423 Contact Patterns for HCWs: Not Everyone is the “Average”

Sunday, April 3, 2011
Trinity Ballroom (Hilton Anatole)
Donald E. Curtis , University of Iowa, Iowa City, IA
Ted Herman , University of Iowa, Iowa City, IA
Geb Thomas , University of Iowa, Iowa City, IA
Alberto M. Segre , University of Iowa, Iowa City, IA
Philip M. Polgreen, MD , University of Iowa, Iowa City, IA
Background: To understand how infections spread within hospitals one must have an understanding of how healthcare workers move and interact. Contact-network epidemiology models study populations as networks of potentially disease-spreading interactions between individuals.

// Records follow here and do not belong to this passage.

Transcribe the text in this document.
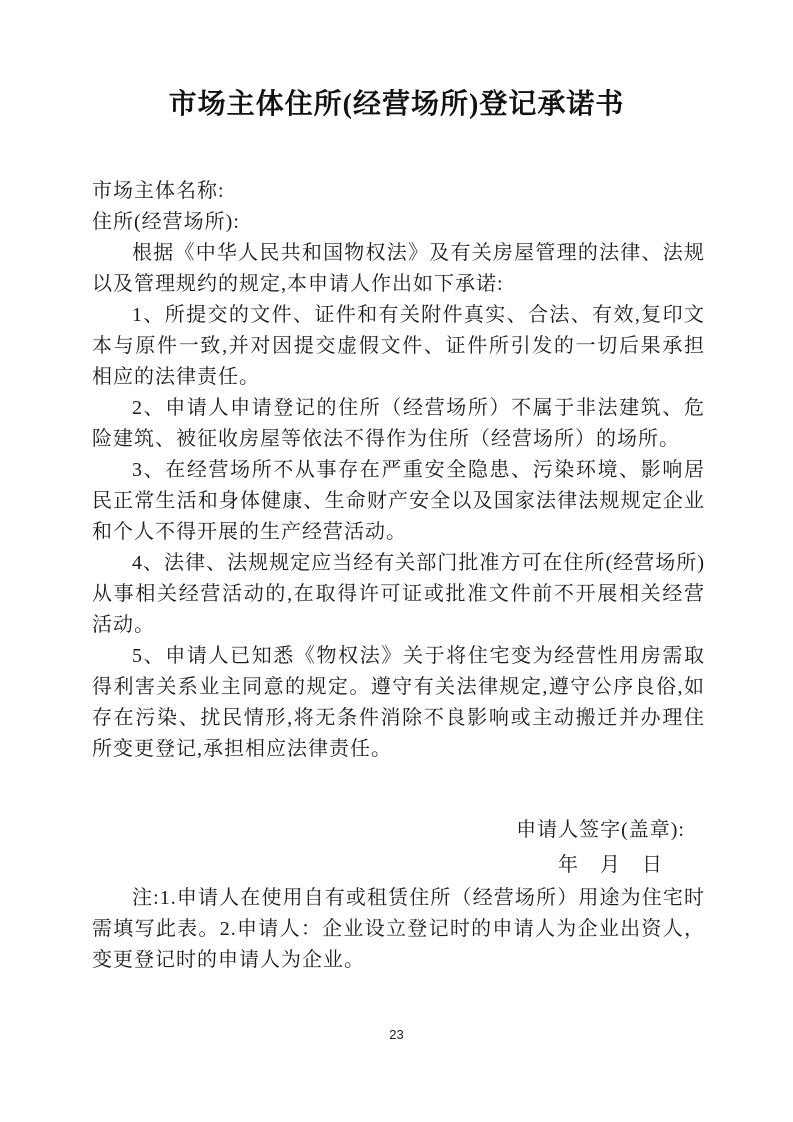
市场主体住所(经营场所)登记承诺书

市场主体名称:

住所(经营场所):

根据《中华人民共和国物权法》及有关房屋管理的法律、法规以及管理规约的规定,本申请人作出如下承诺:

1、所提交的文件、证件和有关附件真实、合法、有效,复印文本与原件一致,并对因提交虚假文件、证件所引发的一切后果承担相应的法律责任。

2、申请人申请登记的住所（经营场所）不属于非法建筑、危险建筑、被征收房屋等依法不得作为住所（经营场所）的场所。

3、在经营场所不从事存在严重安全隐患、污染环境、影响居民正常生活和身体健康、生命财产安全以及国家法律法规规定企业和个人不得开展的生产经营活动。

4、法律、法规规定应当经有关部门批准方可在住所(经营场所)从事相关经营活动的,在取得许可证或批准文件前不开展相关经营活动。

5、申请人已知悉《物权法》关于将住宅变为经营性用房需取得利害关系业主同意的规定。遵守有关法律规定,遵守公序良俗,如存在污染、扰民情形,将无条件消除不良影响或主动搬迁并办理住所变更登记,承担相应法律责任。

申请人签字(盖章):

年　月　日

注:1.申请人在使用自有或租赁住所（经营场所）用途为住宅时需填写此表。2.申请人：企业设立登记时的申请人为企业出资人，变更登记时的申请人为企业。

23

The challenge in contact network epidemiology is to obtain realistic data from which to generate accurate contact networks.

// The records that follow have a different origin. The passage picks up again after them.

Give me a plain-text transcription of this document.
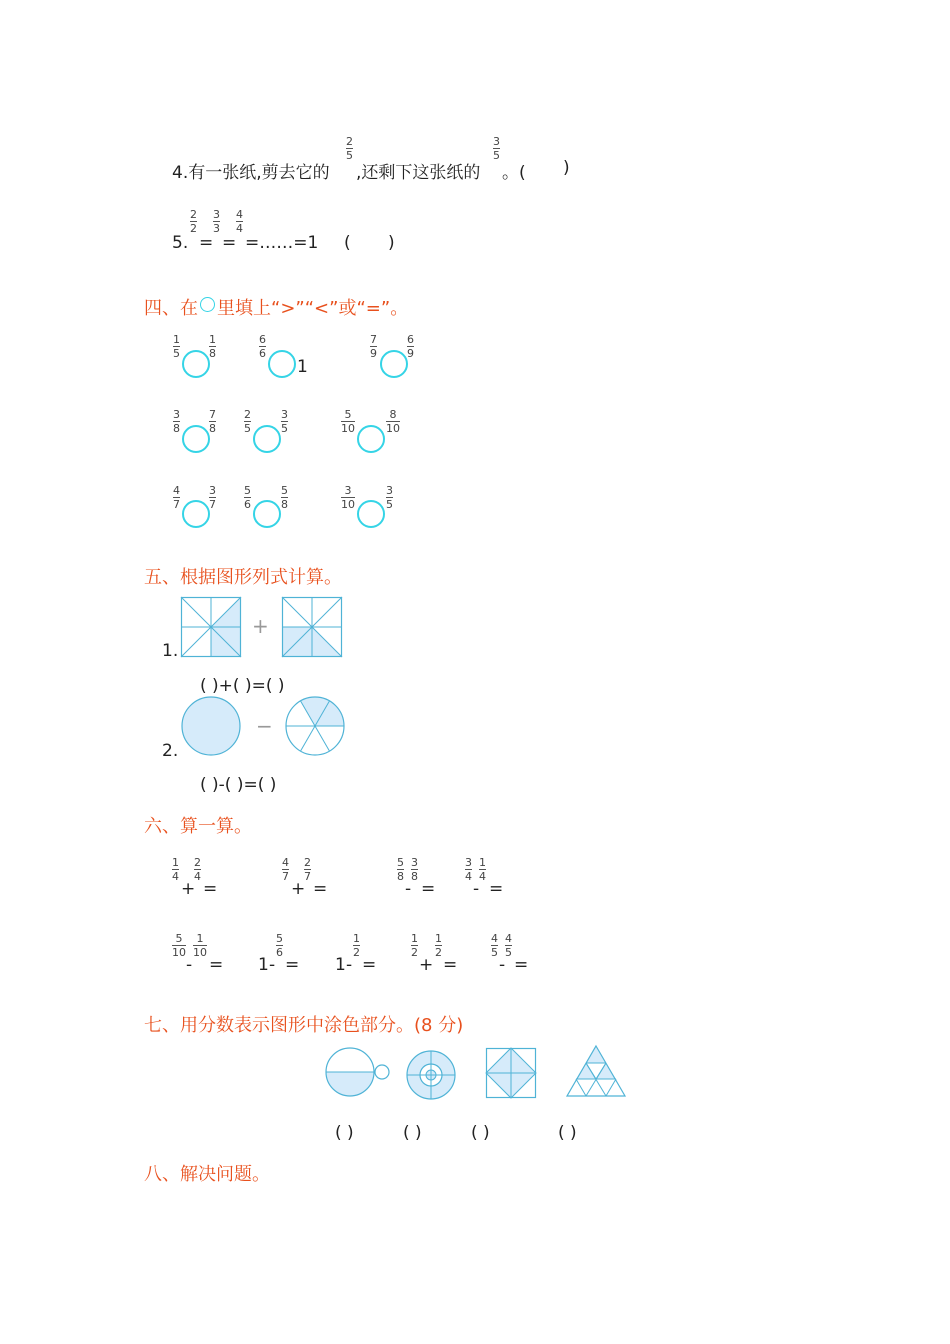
4.有一张纸,剪去它的
2
5
,还剩下这张纸的
3
5
。( )
5.
2
2
=
3
3
=
4
4
=……=1 ( )
四、在 里填上“>”“<”或“=”。
1
5
1
8
6
6
1
7
9
6
9
3
8
7
8
2
5
3
5
5
10
8
10
4
7
3
7
5
6
5
8
3
10
3
5
五、根据图形列式计算。
1.
+
( )+( )=( )
2.
−
( )-( )=( )
六、算一算。
1
4
+
2
4
=
4
7
+
2
7
=
5
8
-
3
8
=
3
4
-
1
4
=
5
10
-
1
10
= 1 -
5
6
= 1 -
1
2
=
1
2
+
1
2
=
4
5
-
4
5
=
七、用分数表示图形中涂色部分。(8 分)
( )	( )	( )	( )
八、解决问题。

Objective: We pilot a method for measuring contacts between health-care workers (HCW) using lightweight, non-RFID devices (i.e., motes) that record radio transmissions from other devices in onboard memory.  Using this data we characterize the contact patterns of HCWs in a 21-bed intensive care unit.

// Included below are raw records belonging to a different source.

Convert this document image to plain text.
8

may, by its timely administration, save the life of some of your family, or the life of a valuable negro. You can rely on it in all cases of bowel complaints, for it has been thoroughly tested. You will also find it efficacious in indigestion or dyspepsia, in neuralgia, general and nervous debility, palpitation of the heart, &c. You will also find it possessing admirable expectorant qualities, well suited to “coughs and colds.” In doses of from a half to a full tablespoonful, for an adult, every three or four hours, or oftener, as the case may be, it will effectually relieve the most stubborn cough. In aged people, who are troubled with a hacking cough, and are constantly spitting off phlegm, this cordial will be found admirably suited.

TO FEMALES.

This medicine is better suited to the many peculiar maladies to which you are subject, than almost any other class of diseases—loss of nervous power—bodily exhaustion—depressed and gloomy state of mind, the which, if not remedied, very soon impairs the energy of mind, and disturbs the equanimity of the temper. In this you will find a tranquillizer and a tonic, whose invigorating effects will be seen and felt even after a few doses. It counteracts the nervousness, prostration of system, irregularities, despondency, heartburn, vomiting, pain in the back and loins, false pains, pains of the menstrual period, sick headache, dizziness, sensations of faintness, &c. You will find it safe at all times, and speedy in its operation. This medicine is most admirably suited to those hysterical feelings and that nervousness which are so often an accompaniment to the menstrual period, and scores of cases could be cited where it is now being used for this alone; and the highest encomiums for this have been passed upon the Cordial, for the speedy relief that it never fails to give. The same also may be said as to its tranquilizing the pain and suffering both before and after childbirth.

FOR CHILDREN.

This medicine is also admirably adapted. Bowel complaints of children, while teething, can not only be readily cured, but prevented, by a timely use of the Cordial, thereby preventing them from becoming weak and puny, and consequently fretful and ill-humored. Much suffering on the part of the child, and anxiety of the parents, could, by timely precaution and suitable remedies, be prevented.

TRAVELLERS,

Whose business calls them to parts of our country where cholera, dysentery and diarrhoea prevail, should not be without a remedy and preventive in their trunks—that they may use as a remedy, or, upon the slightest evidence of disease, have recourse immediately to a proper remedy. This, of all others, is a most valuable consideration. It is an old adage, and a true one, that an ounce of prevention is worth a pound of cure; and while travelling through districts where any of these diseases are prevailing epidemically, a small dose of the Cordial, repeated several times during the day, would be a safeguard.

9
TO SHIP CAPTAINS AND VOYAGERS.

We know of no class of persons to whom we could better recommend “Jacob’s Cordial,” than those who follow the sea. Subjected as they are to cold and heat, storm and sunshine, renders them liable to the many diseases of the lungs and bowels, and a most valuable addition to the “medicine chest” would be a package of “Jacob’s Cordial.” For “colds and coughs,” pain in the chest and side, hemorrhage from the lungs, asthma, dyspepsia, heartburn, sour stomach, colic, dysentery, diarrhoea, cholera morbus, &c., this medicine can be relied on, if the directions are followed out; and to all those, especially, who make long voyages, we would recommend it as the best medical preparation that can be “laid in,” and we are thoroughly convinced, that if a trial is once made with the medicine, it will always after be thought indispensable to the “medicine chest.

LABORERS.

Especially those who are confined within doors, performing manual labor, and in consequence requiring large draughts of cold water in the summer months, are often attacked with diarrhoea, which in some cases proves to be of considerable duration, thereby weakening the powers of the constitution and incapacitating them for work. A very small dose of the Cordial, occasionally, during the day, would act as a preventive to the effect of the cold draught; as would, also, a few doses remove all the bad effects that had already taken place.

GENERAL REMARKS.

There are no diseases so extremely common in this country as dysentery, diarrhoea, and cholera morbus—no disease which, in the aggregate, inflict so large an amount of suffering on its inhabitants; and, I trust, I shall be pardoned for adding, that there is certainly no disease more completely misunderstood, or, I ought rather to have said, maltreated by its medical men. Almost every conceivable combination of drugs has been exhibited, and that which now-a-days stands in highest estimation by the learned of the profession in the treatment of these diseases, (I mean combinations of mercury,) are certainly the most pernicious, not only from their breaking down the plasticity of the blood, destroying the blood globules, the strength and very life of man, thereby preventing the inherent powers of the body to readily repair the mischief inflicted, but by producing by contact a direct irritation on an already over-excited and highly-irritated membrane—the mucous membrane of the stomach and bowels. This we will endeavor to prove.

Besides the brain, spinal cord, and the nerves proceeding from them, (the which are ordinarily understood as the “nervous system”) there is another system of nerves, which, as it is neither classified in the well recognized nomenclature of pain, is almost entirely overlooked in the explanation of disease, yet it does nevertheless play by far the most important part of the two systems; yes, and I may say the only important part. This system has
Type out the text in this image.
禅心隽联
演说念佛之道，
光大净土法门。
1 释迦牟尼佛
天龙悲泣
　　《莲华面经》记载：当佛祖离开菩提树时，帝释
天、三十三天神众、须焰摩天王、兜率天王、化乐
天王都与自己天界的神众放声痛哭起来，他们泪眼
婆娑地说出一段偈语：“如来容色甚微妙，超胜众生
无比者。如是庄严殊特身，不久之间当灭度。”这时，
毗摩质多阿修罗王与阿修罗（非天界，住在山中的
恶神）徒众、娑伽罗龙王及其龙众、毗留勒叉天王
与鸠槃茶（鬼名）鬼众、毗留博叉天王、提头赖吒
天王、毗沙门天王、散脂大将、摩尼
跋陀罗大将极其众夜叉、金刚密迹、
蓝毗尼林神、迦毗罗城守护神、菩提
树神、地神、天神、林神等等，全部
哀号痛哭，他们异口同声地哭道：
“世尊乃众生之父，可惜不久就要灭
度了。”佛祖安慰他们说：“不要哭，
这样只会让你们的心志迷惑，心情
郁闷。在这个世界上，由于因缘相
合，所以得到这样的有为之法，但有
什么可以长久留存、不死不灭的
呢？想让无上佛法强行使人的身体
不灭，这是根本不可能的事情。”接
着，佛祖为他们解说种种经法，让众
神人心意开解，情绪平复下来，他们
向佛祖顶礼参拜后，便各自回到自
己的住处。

Methods: For one week we collected mote-to-mote communication data from devices worn by nearly all HCWs in the Medical Intensive Care Unit at the University of Iowa Hospitals and Clinics.  Motes were separated into three groups corresponding to job roles (nurses, physicians, and critical care support personnel such as pharmacists,respiratory techs, etc.) and distributed in shifts (days from 7am until 7pm, and nights from 7pm until 7am). To protect privacy, motes were randomly assigned within job roles each shift, thus we examine each shift independently of the others.  Messages between motes contain a timestamp, transmitting mote id, receiving mote id, and signal strength. The signal strength of messages transmitted from one mote to another is used as a proxy for distance; all messages below a minimum signal strength corresponding to a distance greater than 6 feet (determined by calibration with ground truth data) are discarded.  We define a continuous contact between two motes to be a time interval where both motes receive at least one message from the other mote once every 30 seconds.  Contacts of duration less than five minutes are also discarded.  All results reported here use t-tests to compare sets of values, with the usual significance threshold of p<0.05.

Results: The length of contacts between pairs of HCWs is not exponentially bounded (i.e. is heavy-tailed), with most contacts being of relatively short duration and a few being of much longer duration. The amount of contact a HCW has in a given shift, measured by total time in contact with another HCW, is also heavy-tailed. This property is conserved even when limited to HCWs of the same job type.  For example, during the night shift, nurses have more contact with other nurses than during the day, with almost five times more contact with other nurses than with physicians, while physicians in the day shift have more than ten times more contact with other physicians than nurses. 

Conclusions: Our results suggest that while HCWs of different job types have different patterns of contact, the contact patterns also vary substantially by individual.  This emphasizes the need for fine-grained contact data for the purpose of modeling disease spread and estimating the effects of infection control interventions in healthcare settings.